Act-Age, a manga about a girl trying to become an actor, is not your typical premise for a Weekly Shonen Jump series. But the series’ outstanding popularity is proof that there can be way more to the shonen genre than good guys punching bad guys (Though there’s nothing wrong with that, either. One Piece fans rise up).
With the first volume of the manga finally hitting shelves in English this week, we thought it would be a good time to take a deeper dive into what makes Act-Age so appealing.
Who makes Act-Age?
Act-Age is written by Tatsuya Matsuki and illustrated by Shiro Usazaki. It’s the duo’s first serialized manga, making the quality of the series all the more impressive.
What is Act-Age about?
Kei Yonagi is a rookie actor who has mastered method acting, to the point that she sometimes loses her ability to see the difference between the real world and a movie production. So she goes a little bit feral, overly emotional, or angry — that’s what makes her such a good actor!

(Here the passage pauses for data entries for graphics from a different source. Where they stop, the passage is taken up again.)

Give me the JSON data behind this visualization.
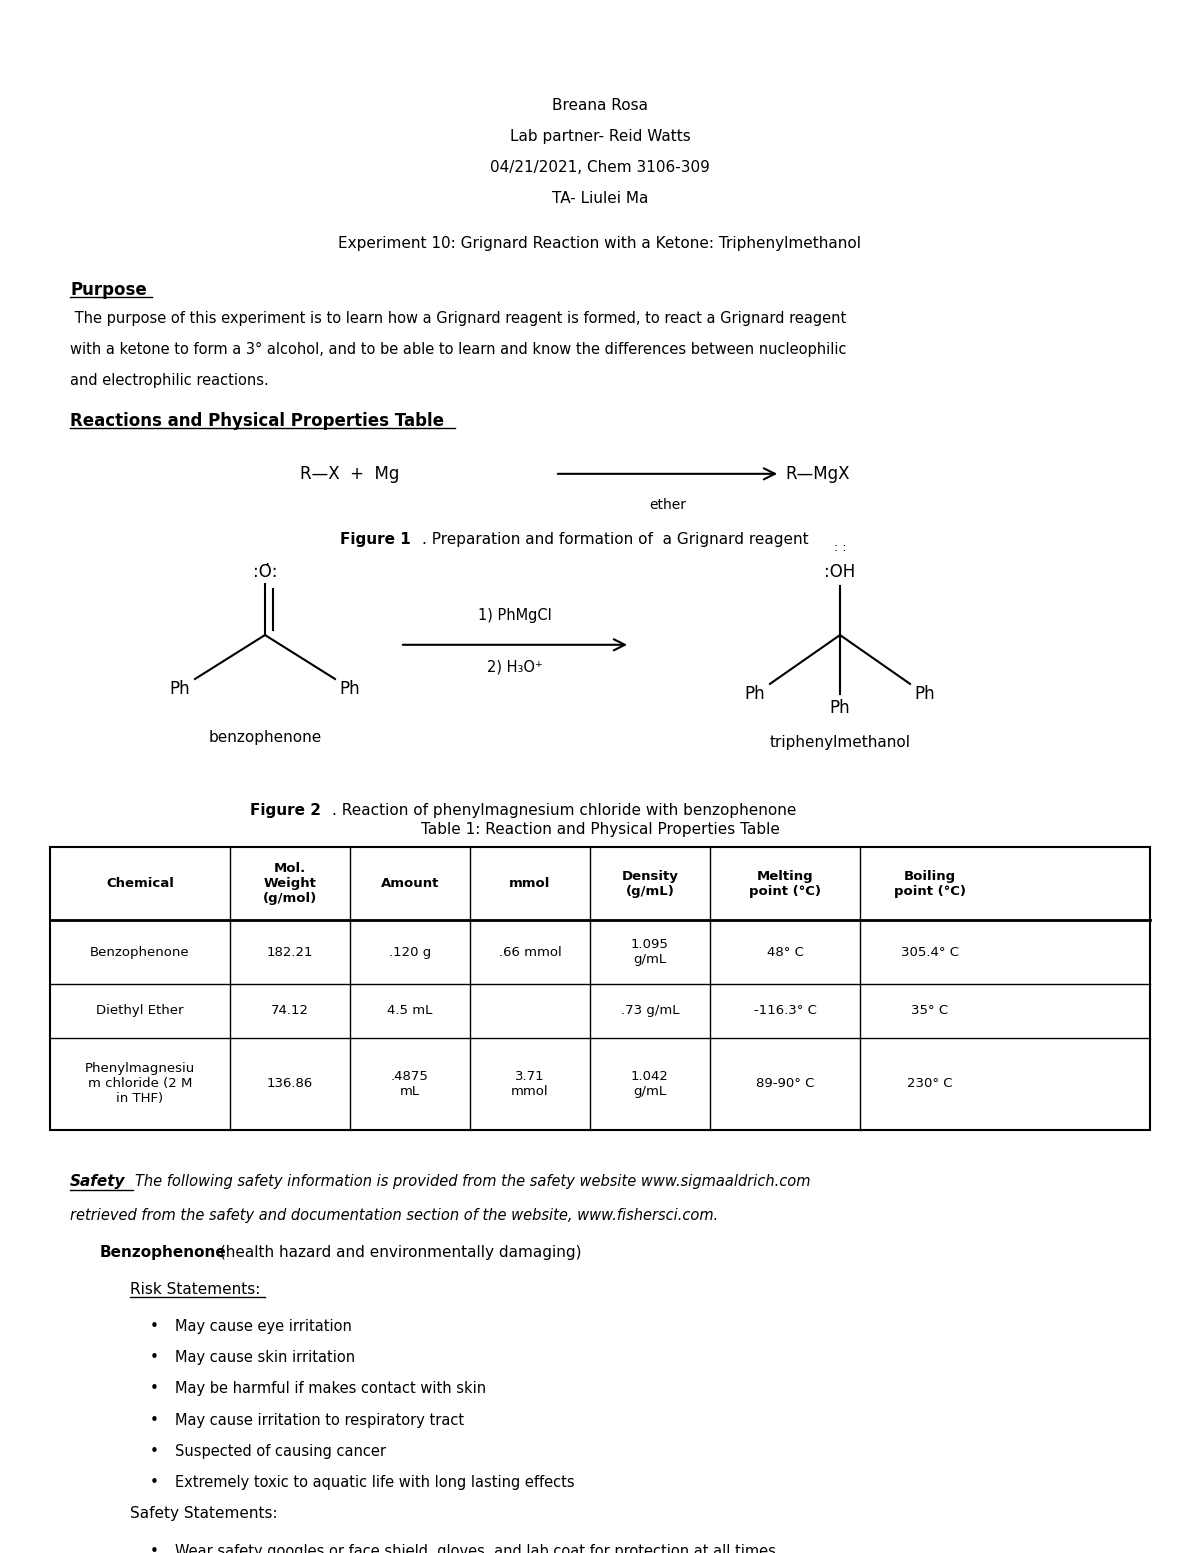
{
  "background_color": "#ffffff",
  "header_lines": [
    "Breana Rosa",
    "Lab partner- Reid Watts",
    "04/21/2021, Chem 3106-309",
    "TA- Liulei Ma"
  ],
  "title_line": "Experiment 10: Grignard Reaction with a Ketone: Triphenylmethanol",
  "purpose_heading": "Purpose",
  "purpose_text": " The purpose of this experiment is to learn how a Grignard reagent is formed, to react a Grignard reagent\nwith a ketone to form a 3° alcohol, and to be able to learn and know the differences between nucleophilic\nand electrophilic reactions.",
  "section_heading": "Reactions and Physical Properties Table",
  "table_title": "Table 1: Reaction and Physical Properties Table",
  "table_headers": [
    "Chemical",
    "Mol.\nWeight\n(g/mol)",
    "Amount",
    "mmol",
    "Density\n(g/mL)",
    "Melting\npoint (°C)",
    "Boiling\npoint (°C)"
  ],
  "table_rows": [
    [
      "Benzophenone",
      "182.21",
      ".120 g",
      ".66 mmol",
      "1.095\ng/mL",
      "48° C",
      "305.4° C"
    ],
    [
      "Diethyl Ether",
      "74.12",
      "4.5 mL",
      "",
      ".73 g/mL",
      "-116.3° C",
      "35° C"
    ],
    [
      "Phenylmagnesiu\nm chloride (2 M\nin THF)",
      "136.86",
      ".4875\nmL",
      "3.71\nmmol",
      "1.042\ng/mL",
      "89-90° C",
      "230° C"
    ]
  ],
  "gray_cell": [
    1,
    3
  ],
  "safety_italic_text": "The following safety information is provided from the safety website www.sigmaaldrich.com\nretrieved from the safety and documentation section of the website, www.fishersci.com.",
  "benzophenone_bold": "Benzophenone",
  "benzophenone_rest": " (health hazard and environmentally damaging)",
  "risk_heading": "Risk Statements:",
  "risk_bullets": [
    "May cause eye irritation",
    "May cause skin irritation",
    "May be harmful if makes contact with skin",
    "May cause irritation to respiratory tract",
    "Suspected of causing cancer",
    "Extremely toxic to aquatic life with long lasting effects"
  ],
  "safety_heading": "Safety Statements:",
  "safety_bullets": [
    "Wear safety googles or face shield, gloves, and lab coat for protection at all times"
  ]
}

The story begins when a peculiar director discovers Yonagi and thrusts her into the world of acting. She has to figure out how to control her method acting, while learning other acting strategies from her rivals. Each arc focuses on Yonagi in a new job in a new situation, where she has to adapt and learn in order to outshine her costars.
Is this really that big of a departure from classic shounen?

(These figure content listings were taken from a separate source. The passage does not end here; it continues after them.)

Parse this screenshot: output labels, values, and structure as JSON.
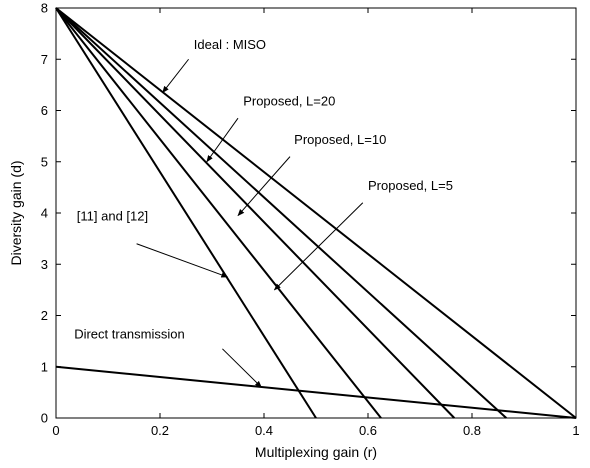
{
  "chart_data": {
    "type": "line",
    "xlabel": "Multiplexing gain (r)",
    "ylabel": "Diversity gain (d)",
    "xlim": [
      0,
      1
    ],
    "ylim": [
      0,
      8
    ],
    "xticks": [
      "0",
      "0.2",
      "0.4",
      "0.6",
      "0.8",
      "1"
    ],
    "yticks": [
      "0",
      "1",
      "2",
      "3",
      "4",
      "5",
      "6",
      "7",
      "8"
    ],
    "grid": false,
    "legend": "none",
    "line_color": "#000000",
    "series": [
      {
        "key": "ideal-miso",
        "points": [
          [
            0,
            8
          ],
          [
            1,
            0
          ]
        ]
      },
      {
        "key": "proposed-l20",
        "points": [
          [
            0,
            8
          ],
          [
            0.866,
            0
          ]
        ]
      },
      {
        "key": "proposed-l10",
        "points": [
          [
            0,
            8
          ],
          [
            0.766,
            0
          ]
        ]
      },
      {
        "key": "proposed-l5",
        "points": [
          [
            0,
            8
          ],
          [
            0.625,
            0
          ]
        ]
      },
      {
        "key": "refs-11-12",
        "points": [
          [
            0,
            8
          ],
          [
            0.5,
            0
          ]
        ]
      },
      {
        "key": "direct-transmission",
        "points": [
          [
            0,
            1
          ],
          [
            1,
            0
          ]
        ]
      }
    ],
    "annotations": [
      {
        "text": "Ideal : MISO",
        "text_at": [
          0.265,
          7.2
        ],
        "arrow_from": [
          0.255,
          7.0
        ],
        "arrow_to": [
          0.205,
          6.35
        ]
      },
      {
        "text": "Proposed, L=20",
        "text_at": [
          0.36,
          6.1
        ],
        "arrow_from": [
          0.35,
          5.85
        ],
        "arrow_to": [
          0.29,
          5.0
        ]
      },
      {
        "text": "Proposed, L=10",
        "text_at": [
          0.458,
          5.35
        ],
        "arrow_from": [
          0.45,
          5.1
        ],
        "arrow_to": [
          0.35,
          3.95
        ]
      },
      {
        "text": "Proposed, L=5",
        "text_at": [
          0.6,
          4.45
        ],
        "arrow_from": [
          0.59,
          4.2
        ],
        "arrow_to": [
          0.42,
          2.5
        ]
      },
      {
        "text": "[11] and [12]",
        "text_at": [
          0.04,
          3.85
        ],
        "arrow_from": [
          0.155,
          3.4
        ],
        "arrow_to": [
          0.33,
          2.75
        ]
      },
      {
        "text": "Direct transmission",
        "text_at": [
          0.035,
          1.55
        ],
        "arrow_from": [
          0.32,
          1.35
        ],
        "arrow_to": [
          0.395,
          0.6
        ]
      }
    ]
  }
}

Shonen manga isn’t always manga about young boys fighting superpowered villains. Sports manga like Haikyuu!! and The Prince of Tennis have always put an action-packed lens over activities that might not seem as exciting as a battle between ninjas. Even series like Food Wars!: Shokugeki no Soma and Bakuman showed readers that there are exciting battles in cooking and writing manga, respectively. Act-Age does that exact thing, but with the entertainment industry.
Is Act-Age good?
Yes. Act-Age might not be about a person trying to become the strongest fighter around, but it applies that story hook — of characters who grow incrementally more powerful with each plot line and can reveal shocking new abilities at any moment — to turn something as quiet as “acting” into an all-out action.
Act-Age is not a realistic depiction of the entertainment industry, but it never claims to be. Mundane ideas like “a girl filming a commercial where she cooks” are turned into explosive battle scenes. The exaggeration reminds me of the weirdly fake action basketball you’d see in Kuroko’s Basketball, but it’s never too over the top. Usazaki’s art complements Matsuki’s story so well that it takes a while before you realize how wild the scene you just read was.
And Matsuki’s characters are all likeable and earnest, without a real villain. The stars of the comic are really just trying to be the best actor around. Even if Yonagi doesn’t have any costars to actually “fight” against, she’s battling against herself, learning how to turn her past into a weapon for acting.